A fun mini-game that shows all of Seismic's privacy features in action.

The Idea

The Walnut App is Seismic's official tutorial — a simple game that teaches you the key concepts:

  1. A secret number (the kernel) is hidden inside a walnut (the shell)
  2. Players shake the walnut to change the hidden number — this is a private write (the number stays hidden)
  3. Players hit the walnut to crack the shell — this is a normal action
  4. Once cracked, contributors can look inside — this requires proving your identity (signed read)

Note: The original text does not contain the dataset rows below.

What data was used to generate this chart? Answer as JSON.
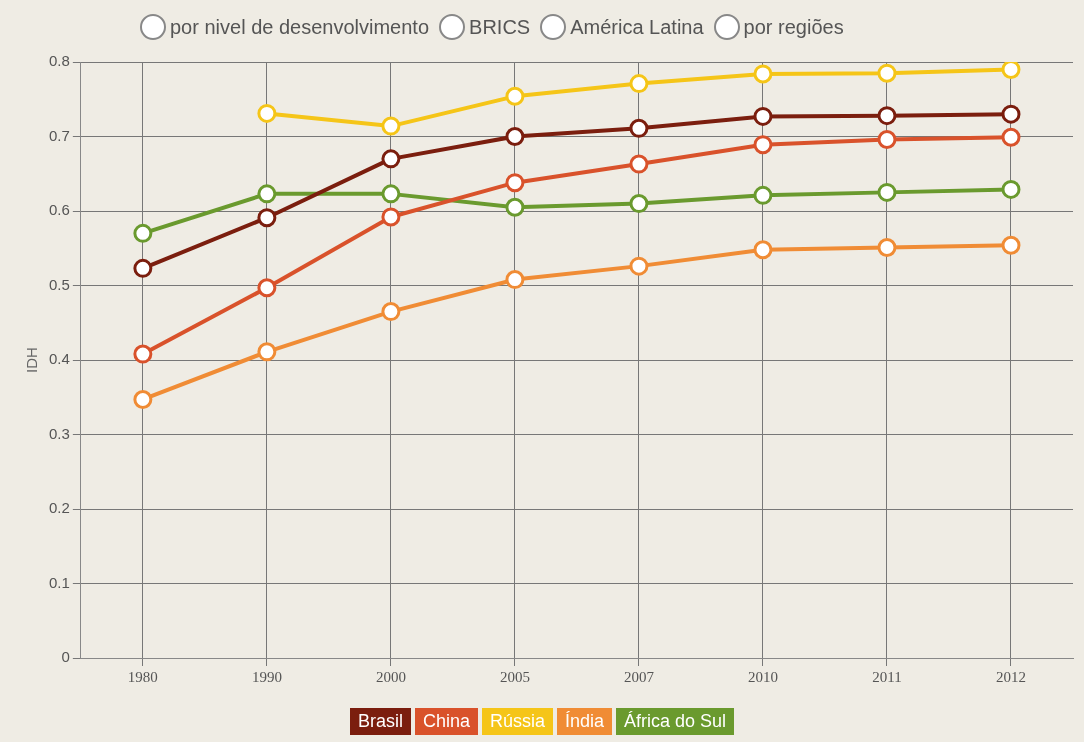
{
  "chart_data": {
    "type": "line",
    "ylabel": "IDH",
    "annotations": [
      "por nivel de desenvolvimento",
      "BRICS",
      "América Latina",
      "por regiões"
    ],
    "categories": [
      "1980",
      "1990",
      "2000",
      "2005",
      "2007",
      "2010",
      "2011",
      "2012"
    ],
    "series": [
      {
        "name": "Brasil",
        "color": "#7b1e0e",
        "values": [
          0.523,
          0.591,
          0.67,
          0.7,
          0.711,
          0.727,
          0.728,
          0.73
        ]
      },
      {
        "name": "China",
        "color": "#d9522b",
        "values": [
          0.408,
          0.497,
          0.592,
          0.638,
          0.663,
          0.689,
          0.696,
          0.699
        ]
      },
      {
        "name": "Rússia",
        "color": "#f5c518",
        "values": [
          null,
          0.731,
          0.714,
          0.754,
          0.771,
          0.784,
          0.785,
          0.79
        ]
      },
      {
        "name": "Índia",
        "color": "#f08c35",
        "values": [
          0.347,
          0.411,
          0.465,
          0.508,
          0.526,
          0.548,
          0.551,
          0.554
        ]
      },
      {
        "name": "África do Sul",
        "color": "#6a9a2e",
        "values": [
          0.57,
          0.623,
          0.623,
          0.605,
          0.61,
          0.621,
          0.625,
          0.629
        ]
      }
    ],
    "ylim": [
      0,
      0.8
    ],
    "yticks": [
      0,
      0.1,
      0.2,
      0.3,
      0.4,
      0.5,
      0.6,
      0.7,
      0.8
    ],
    "grid": true,
    "legend": "bottom",
    "marker": "circle",
    "line_style": "solid"
  }
}
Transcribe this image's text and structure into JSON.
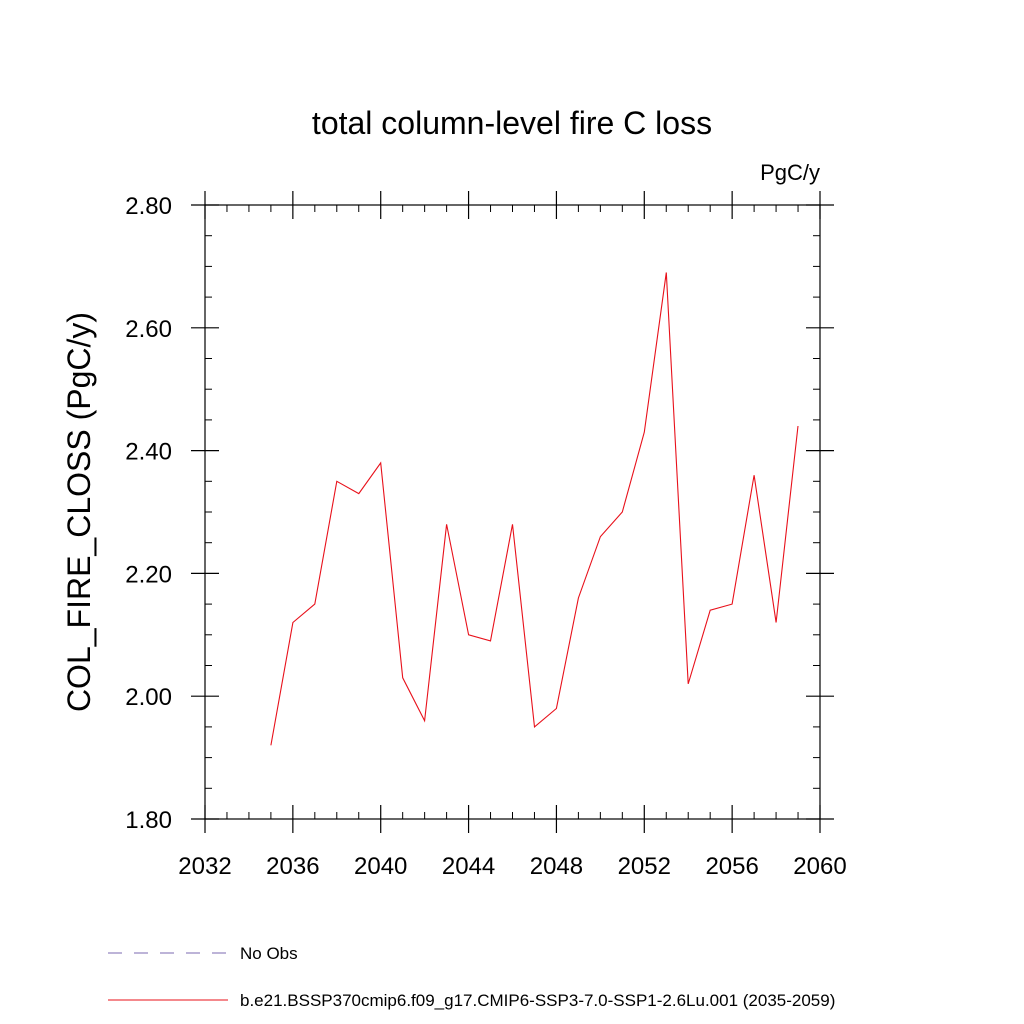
{
  "chart_data": {
    "type": "line",
    "title": "total column-level fire C loss",
    "units_label": "PgC/y",
    "xlabel": "",
    "ylabel": "COL_FIRE_CLOSS  (PgC/y)",
    "xlim": [
      2032,
      2060
    ],
    "ylim": [
      1.8,
      2.8
    ],
    "x_ticks": [
      2032,
      2036,
      2040,
      2044,
      2048,
      2052,
      2056,
      2060
    ],
    "x_tick_labels": [
      "2032",
      "2036",
      "2040",
      "2044",
      "2048",
      "2052",
      "2056",
      "2060"
    ],
    "x_minor_step": 1,
    "y_ticks": [
      1.8,
      2.0,
      2.2,
      2.4,
      2.6,
      2.8
    ],
    "y_tick_labels": [
      "1.80",
      "2.00",
      "2.20",
      "2.40",
      "2.60",
      "2.80"
    ],
    "y_minor_step": 0.05,
    "grid": false,
    "legend_position": "bottom",
    "legend": [
      {
        "label": "No Obs",
        "color": "#7b68b0",
        "style": "dashed"
      },
      {
        "label": "b.e21.BSSP370cmip6.f09_g17.CMIP6-SSP3-7.0-SSP1-2.6Lu.001 (2035-2059)",
        "color": "#e8101a",
        "style": "solid"
      }
    ],
    "series": [
      {
        "color": "#e8101a",
        "x": [
          2035,
          2036,
          2037,
          2038,
          2039,
          2040,
          2041,
          2042,
          2043,
          2044,
          2045,
          2046,
          2047,
          2048,
          2049,
          2050,
          2051,
          2052,
          2053,
          2054,
          2055,
          2056,
          2057,
          2058,
          2059
        ],
        "values": [
          1.92,
          2.12,
          2.15,
          2.35,
          2.33,
          2.38,
          2.03,
          1.96,
          2.28,
          2.1,
          2.09,
          2.28,
          1.95,
          1.98,
          2.16,
          2.26,
          2.3,
          2.43,
          2.69,
          2.02,
          2.14,
          2.15,
          2.36,
          2.12,
          2.44
        ]
      }
    ]
  }
}
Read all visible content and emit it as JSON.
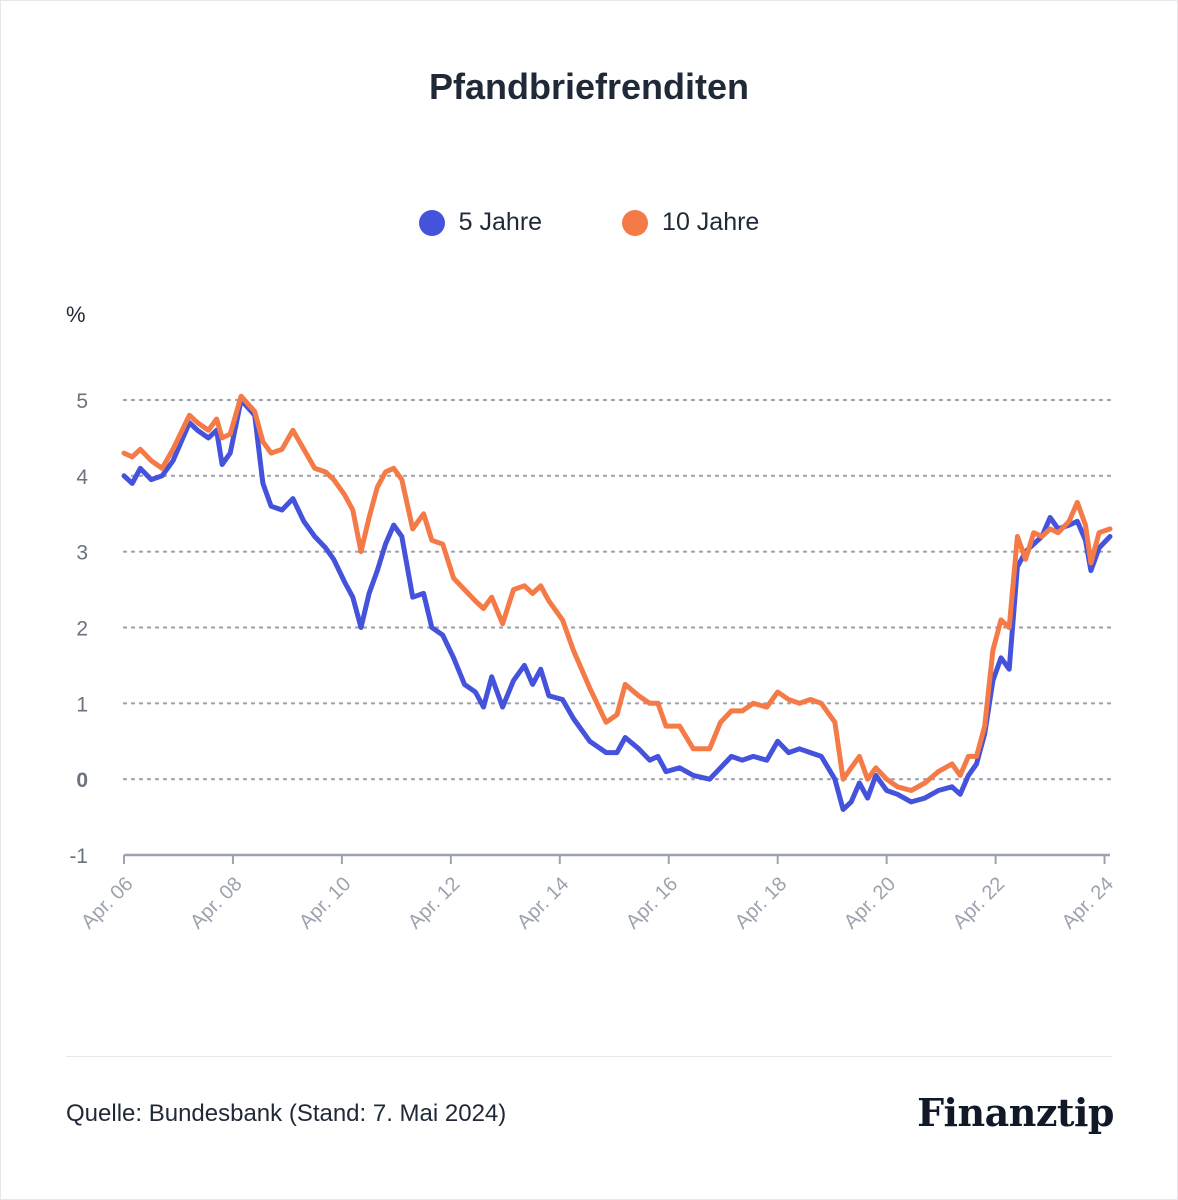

One simple game, three key Seismic concepts. Let's see how it works.

The Code (Simplified)

contract Walnut {
    suint256 kernel;     // The hidden number (shielded — nobody can see it)
    uint256  shell;      // Shell strength (public — everyone can see)
    mapping(address => bool) contributors;

    // Shake: change the hidden number (private write)
    function shake(suint256 value) external {
        kernel += value;
        contributors[msg.sender] = true;
    }

    // Hit: reduce the shell (public action)
    function hit() external {
        require(shell > 0, "Already cracked");
        shell -= 1;
        contributors[msg.sender] = true;
    }

    // Look: see the hidden number (needs signed read)
    function look() external view returns (uint256) {
        require(shell == 0, "Not cracked yet");
        require(contributors[msg.sender], "You didn't contribute");
        return uint256(kernel);
    }
}

Notice how suint256 makes the kernel invisible, and look() checks that you actually contributed before revealing anything. Simple but powerful.

Try It Yourself

Want to try it? Here's how:

  1. Test it locally:
sforge test --via-ir
  1. Deploy to testnet:
sforge create --rpc-url https://gcp-2.seismictest.net/rpc   --private-key YOUR_KEY   src/Walnut.sol:Walnut --via-ir

Then build a frontend with seismic-viem to let people shake, hit, and look at your walnut!

This is the best way to get hands-on with Seismic's privacy features.